Foram estudados 45 indivíduos adultos voluntários, 14 homens e 31 mulheres com idade média de 43 anos variando de 20 a 63 anos. Todos apresentavam IMC acima de 35 Kg/m2 constituindo o grupo em estudo (GO). Todos eram provenientes do Ambulatório de Obesidade da Disciplina de Cirurgia do Aparelho Digestivo do Departamento de Gastroenterologia da Faculdade de Medicina da Universidade de São Paulo, SP, Brasil. Para cada indivíduo do GO foi selecionado também um indivíduo adulto voluntário, proveniente da população geral do ambulatório de otorrinolaringologia da mesma instituição, pareados por sexo, idade (± 1 ano) e tabagismo, com IMC abaixo de 30 Kg/m2, constituindo o grupo controle (GN)(Tabela 1).

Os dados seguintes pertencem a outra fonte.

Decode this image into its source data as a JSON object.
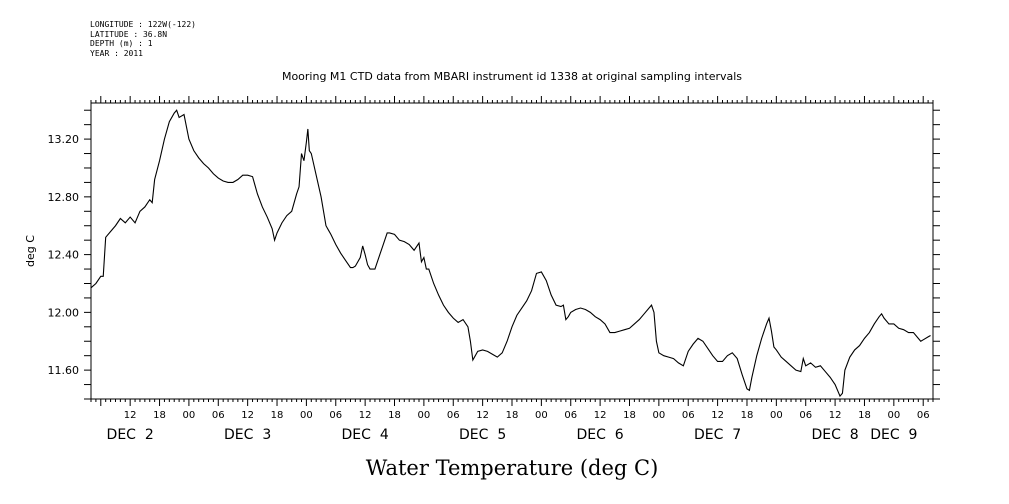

Os critérios de exclusão foram diagnóstico de lesões neoplásicas malignas em cabeça e pescoço ou operações prévias da região orofaríngea.

Todos assinaram consentimento pós-esclarecido e o projeto de pesquisa foi aprovado na Comissão de Ética da instituição sob protocolo de pesquisa número 1283/05.

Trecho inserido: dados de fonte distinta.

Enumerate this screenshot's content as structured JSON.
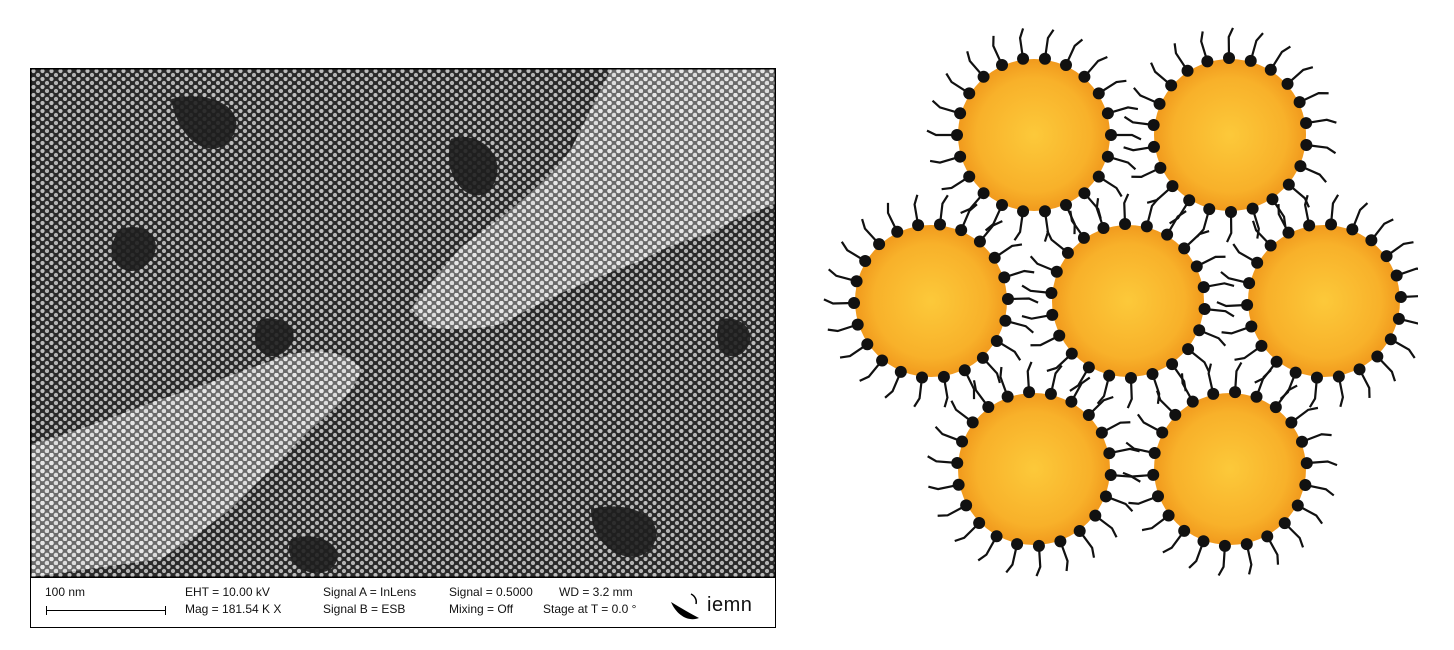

Inicialmente, os indivíduos responderam a questionário direcionado para identificação de hábitos e comorbidades. Em seguida foram submetidos a exame laringológico no ambulatório de otorrinolaringologia e à gravação da voz no setor de fonoaudiologia do ambulatório de otorrinolaringologia. Os exames foram realizados sempre pelo mesmo médico e os diagnósticos analisados também por outros dois médicos independentes, especialistas em laringologia e voz, sendo o resultado de consenso.

Após a realização do exame de laringe foi realizada a gravação da voz, cuja interpretação foi analisada por três fonoaudiólogas independentes, sendo resultado de consenso.

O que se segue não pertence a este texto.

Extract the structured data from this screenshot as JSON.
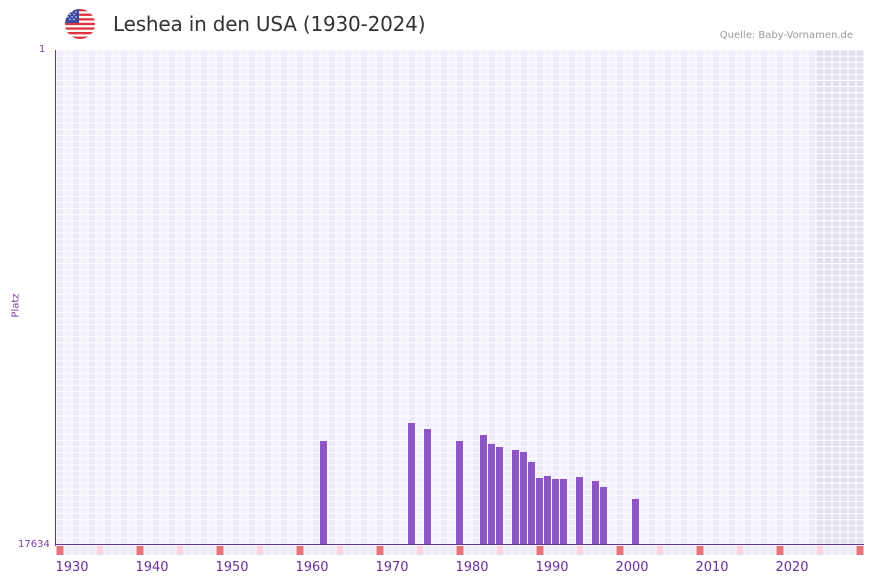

O exame da laringe foi realizado com endoscópio rígido da marca Storz® com lente de 70o e registrado em DVD. Era categorizado como normal (sem lesões benignas de pregas vocais) ou alterado (com lesões benignas de pregas vocais). Os indivíduos foram considerados com tendo sinais laríngeos sugestivos de refluxo laringofaríngeo quando apresentavam paquidermia, hiperemia e/ou edema interaritenoideo, e/ou pseudo-sulco nas pregas vocais12.

Para a gravação da voz foi pedido aos indivíduos que emitissem as vogais /a/ e /é/ prolongadas, de maneira natural e confortável, em intensidade e altura habituais, sem impostar a voz, e contagem de números de 1 a 20. Todas essas emissões foram gravadas em microcomputador e microfone headset unidirecional da marca Plantronics colocado à distância de três centímetros da boca de cada indivíduo em cabine com tratamento acústico.

Os indivíduos foram submetidos à avaliação subjetiva perceptivo-auditiva da qualidade vocal, através da escala GIRBAS. Foram avaliadas também a aspereza - tensão e redução da massa vibrante (H-harsh), e o estrangulamento ou fry no final das emissões - encurtamento máximo das pregas vocais. A gradação da escala GIRBAS e do H é de zero (sem alteração) a 3 (alteração severa). Quanto ao estrangulamento ou fry foi categorizada como presente ou ausente.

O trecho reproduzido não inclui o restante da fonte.